Is this theorem valid for any base and function?

[Orion1]

Any Calculus researchers interested in disproving this theorem with a simple base and function?

Orion1 change of base theorem:
$$\frac{d}{dx} (\log_v u) = \frac{1}{u \ln(v)} \frac{du}{dx} - \frac{\ln(u)}{v \ln^2 (v)} \frac{dv}{dx}$$

Is this theorem correct?

Does this theorem accept functions in the base?

 

[lurflurf]

Any Calculus researchers interested in disproving this theorem with a simple base and function?

Orion1 change of base theorem:
$$\frac{d}{dx} (\log_v u) = \frac{1}{u \ln(v)} \frac{du}{dx} - \frac{\ln(u)}{v \ln^2 (v)} \frac{dv}{dx}$$

Is this theorem correct?

Does this theorem accept functions in the base?

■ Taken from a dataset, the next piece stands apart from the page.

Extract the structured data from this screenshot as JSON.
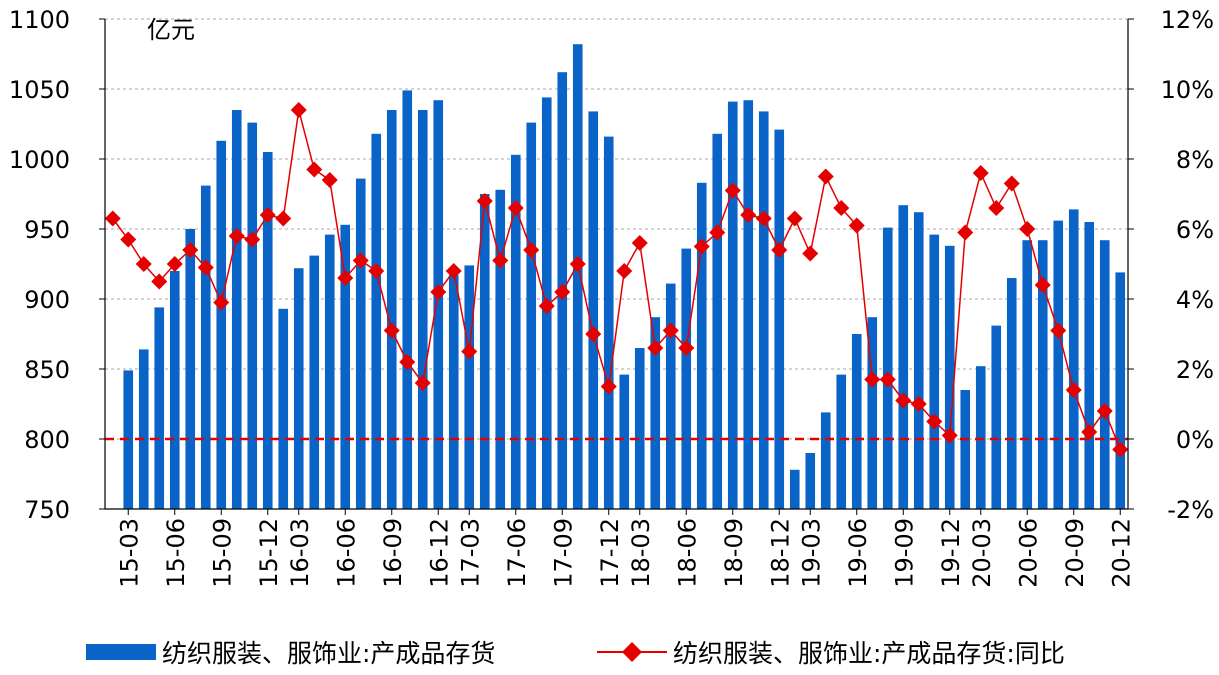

It is true, and follows from
$$\log_v(u)=\frac{\log(u)}{\log(v)}$$

 

[Orion1]

Theorem Proof...


First derivative Change of Base (proof 1):
$$\frac{d}{dx} (\log_v u) = \frac{d}{dx} \left( \frac{\ln(u)}{\ln(v)} \right) = \frac{1}{u \ln(v)} \frac{du}{dx} - \frac{\ln(u)}{v \ln^2 (v)} \frac{dv}{dx}$$

First derivative Change of Base theorem:
$$\boxed{\frac{d}{dx} (\log_v u) = \frac{1}{u \ln(v)} \frac{du}{dx} - \frac{\ln(u)}{v \ln^2 (v)} \frac{dv}{dx}}$$